ՄԱՏԹԷՈՍԵԱՆ ՎԱՐԴԱՆ / MATIOSSIAN VARTAN
(arm)
Նոր Ջուղայեցիները Սպանիոյ եւ Հարաւային Ամերիկայի մէջ (Ժէ.-Ժը. դարեր)
New Julfa Armenians in Spain and South America (seventeenth-eighteenth centuries) 

Bazmavep 2021 / 3-4, pp. 200-231

The expansion of New Julfa merchants had a worldwide scope in the se­ven­teenth century. In the Far East, one can remember Hovhannes Jughayetsi and his travels to Nepal and Tibet around the 1680s, of which he left tangible proof in his ledger book. At the same time, the teacher Kostandin Jughayetsi wrote his treatise on commerce (published in 2020), in which he mentioned scores of places reached by his fellow citizens. Among them he listed Spain and “Yeni Dunia” (New World), in the Far West.

It is hardly a coincidence that Martin the Armenian, the very first one mentioned by name in North America (1619), was from Persia and probably from New Julfa. We have every reason to think that the first Armenian men­tioned by name in South America ten years later (1629), marrying a local from present-day Bolivia, was also from New Julfa, even if he is said to have been born in Erevan. (One of the neighborhoods of New Julfa was named Erevan.) He was called Jacome (Hakob) the Armenian.

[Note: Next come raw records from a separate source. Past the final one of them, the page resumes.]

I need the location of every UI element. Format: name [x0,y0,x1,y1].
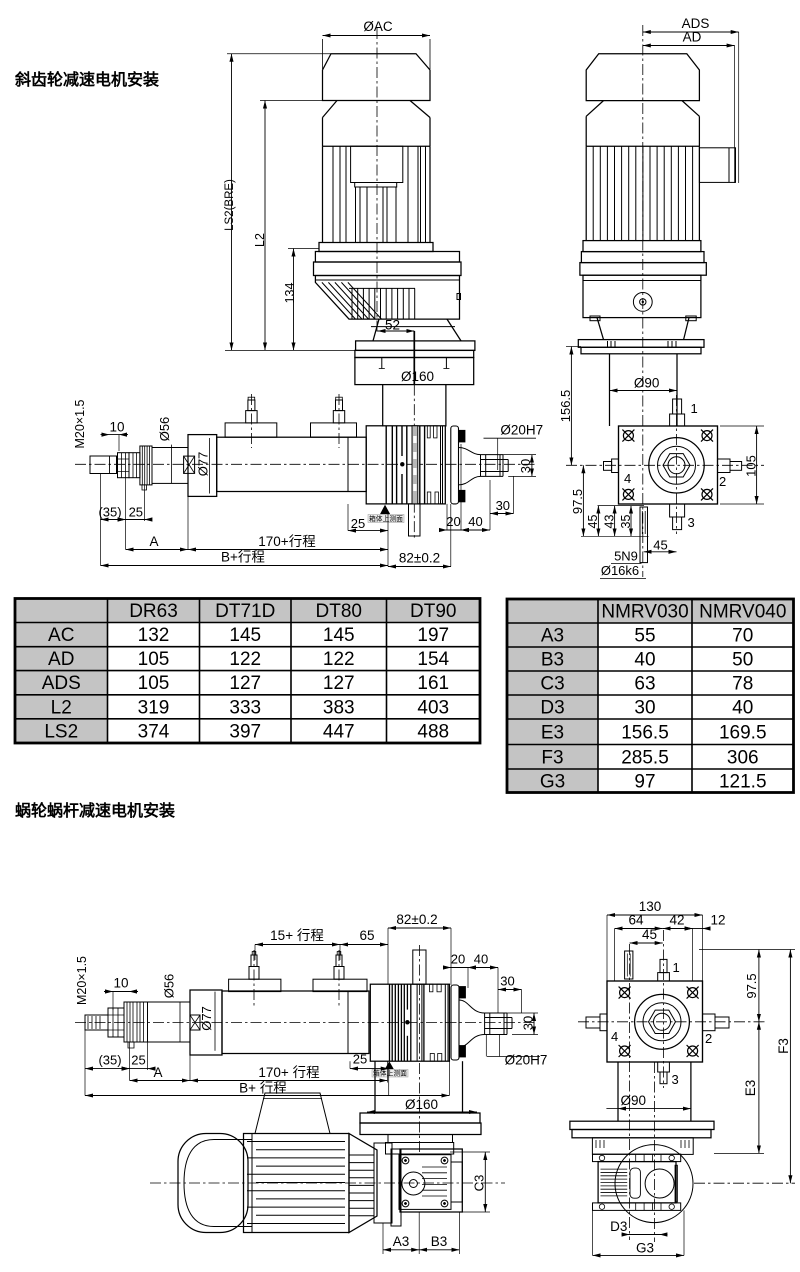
svg-text:52: 52 [385,318,400,333]
svg-text:Ø20H7: Ø20H7 [505,1053,548,1068]
svg-text:Ø77: Ø77 [196,452,211,477]
svg-text:B3: B3 [541,650,564,671]
svg-text:42: 42 [669,913,684,928]
svg-text:Ø90: Ø90 [634,376,660,391]
svg-text:D3: D3 [540,698,564,719]
svg-text:132: 132 [138,625,170,646]
svg-text:145: 145 [323,625,355,646]
svg-text:127: 127 [323,673,355,694]
svg-text:斜齿轮减速电机安装: 斜齿轮减速电机安装 [14,70,159,89]
svg-text:3: 3 [688,515,695,530]
svg-text:25: 25 [129,505,143,520]
svg-text:4: 4 [611,1029,618,1044]
svg-text:(35): (35) [98,1053,121,1068]
svg-text:161: 161 [417,673,449,694]
svg-text:25: 25 [351,516,365,531]
svg-text:A: A [153,1065,162,1080]
svg-text:397: 397 [229,721,261,742]
svg-text:A3: A3 [541,626,564,647]
svg-text:Ø77: Ø77 [199,1006,214,1031]
svg-text:DT80: DT80 [316,601,362,622]
svg-text:NMRV030: NMRV030 [601,602,688,623]
svg-text:L2: L2 [253,233,267,247]
svg-text:78: 78 [732,674,753,695]
svg-text:4: 4 [624,471,631,486]
svg-text:64: 64 [628,913,644,928]
svg-text:319: 319 [138,697,170,718]
svg-text:170+ 行程: 170+ 行程 [258,1065,319,1080]
svg-text:LS2(BRE): LS2(BRE) [224,179,236,231]
svg-text:Ø160: Ø160 [405,1097,438,1112]
svg-text:25: 25 [353,1052,367,1067]
svg-text:B+行程: B+行程 [221,550,265,565]
svg-text:82±0.2: 82±0.2 [396,912,437,927]
svg-text:30: 30 [518,459,533,473]
svg-text:蜗轮蜗杆减速电机安装: 蜗轮蜗杆减速电机安装 [15,801,175,820]
svg-text:45: 45 [653,537,667,552]
svg-text:2: 2 [705,1031,712,1046]
svg-text:G3: G3 [540,771,565,792]
svg-text:DT71D: DT71D [215,601,275,622]
svg-text:97.5: 97.5 [744,973,759,998]
svg-text:Ø20H7: Ø20H7 [500,423,543,438]
svg-text:C3: C3 [472,1175,487,1192]
svg-text:105: 105 [138,673,170,694]
svg-text:374: 374 [138,721,170,742]
svg-text:3: 3 [672,1072,679,1087]
svg-text:30: 30 [521,1016,536,1030]
svg-text:70: 70 [732,626,753,647]
svg-text:127: 127 [229,673,261,694]
svg-text:M20×1.5: M20×1.5 [73,399,87,448]
svg-text:F3: F3 [541,747,563,768]
svg-text:Ø56: Ø56 [162,974,177,999]
svg-text:63: 63 [634,674,655,695]
svg-text:285.5: 285.5 [621,747,669,768]
svg-text:156.5: 156.5 [621,722,669,743]
svg-text:2: 2 [719,474,726,489]
svg-text:197: 197 [417,625,449,646]
svg-text:NMRV040: NMRV040 [699,602,786,623]
svg-text:30: 30 [634,698,655,719]
svg-text:15+ 行程: 15+ 行程 [270,928,324,943]
svg-text:20: 20 [446,514,460,529]
svg-text:ØAC: ØAC [363,19,393,34]
svg-text:169.5: 169.5 [719,722,767,743]
svg-text:A3: A3 [393,1234,410,1249]
svg-text:306: 306 [727,747,759,768]
svg-text:154: 154 [417,649,449,670]
svg-text:45: 45 [586,515,600,529]
svg-text:403: 403 [417,697,449,718]
svg-text:Ø56: Ø56 [157,417,172,442]
svg-text:145: 145 [229,625,261,646]
svg-text:10: 10 [113,976,128,991]
svg-text:97: 97 [634,771,655,792]
svg-text:55: 55 [634,626,655,647]
svg-text:E3: E3 [743,1080,758,1097]
svg-text:134: 134 [283,283,297,304]
svg-text:B3: B3 [431,1234,448,1249]
svg-text:箱体上测面: 箱体上测面 [373,1068,407,1077]
svg-text:30: 30 [496,498,510,513]
svg-text:488: 488 [417,721,449,742]
svg-text:97.5: 97.5 [570,489,585,514]
svg-text:12: 12 [710,913,725,928]
svg-text:1: 1 [673,960,680,975]
svg-text:箱体上测面: 箱体上测面 [369,514,403,523]
svg-text:1: 1 [691,401,698,416]
svg-text:35: 35 [619,515,633,529]
svg-text:Ø160: Ø160 [401,369,434,384]
svg-text:DR63: DR63 [129,601,178,622]
svg-text:AD: AD [683,30,702,45]
svg-text:45: 45 [642,927,657,942]
svg-text:G3: G3 [636,1241,654,1256]
svg-text:383: 383 [323,697,355,718]
svg-text:40: 40 [474,952,488,967]
svg-text:447: 447 [323,721,355,742]
svg-text:F3: F3 [776,1038,791,1054]
svg-text:AC: AC [48,625,74,646]
svg-text:AD: AD [48,649,74,670]
svg-text:10: 10 [109,420,124,435]
svg-text:43: 43 [603,515,617,529]
svg-text:122: 122 [323,649,355,670]
svg-text:A: A [149,534,158,549]
svg-text:170+行程: 170+行程 [258,534,315,549]
svg-text:82±0.2: 82±0.2 [399,551,440,566]
svg-text:105: 105 [744,455,759,477]
svg-text:25: 25 [131,1053,145,1068]
svg-text:5N9: 5N9 [614,549,638,564]
svg-text:D3: D3 [610,1219,627,1234]
svg-text:30: 30 [500,974,514,989]
svg-text:156.5: 156.5 [558,390,573,423]
svg-text:122: 122 [229,649,261,670]
svg-text:333: 333 [229,697,261,718]
svg-text:20: 20 [451,952,465,967]
svg-text:105: 105 [138,649,170,670]
svg-text:121.5: 121.5 [719,771,767,792]
svg-text:(35): (35) [98,505,121,520]
svg-text:DT90: DT90 [410,601,456,622]
svg-text:40: 40 [634,650,655,671]
svg-text:40: 40 [732,698,753,719]
svg-text:E3: E3 [541,722,564,743]
svg-text:ADS: ADS [42,673,81,694]
svg-text:LS2: LS2 [44,721,78,742]
svg-text:L2: L2 [51,697,72,718]
svg-text:40: 40 [468,514,482,529]
svg-text:Ø16k6: Ø16k6 [601,563,639,578]
svg-text:50: 50 [732,650,753,671]
svg-text:65: 65 [359,928,374,943]
svg-text:Ø90: Ø90 [621,1093,647,1108]
svg-text:M20×1.5: M20×1.5 [75,956,89,1005]
svg-text:C3: C3 [540,674,564,695]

By 1660 a small but noticeable Armenian community coming from Nor Julfa started settling in Cadiz, the main Spanish port and doorstep to and from the New World. There were scattered Armenians, or perhaps small groups in other cities of Spain, such as Seville, since an edict by King Charles II expelled them from the country in 1685, although the community of Cadiz was spared.

The article outlines and contextualizes the Armenian presence in Cadiz and Seville, and its ramifications in South America, gathering all references avail­able so far.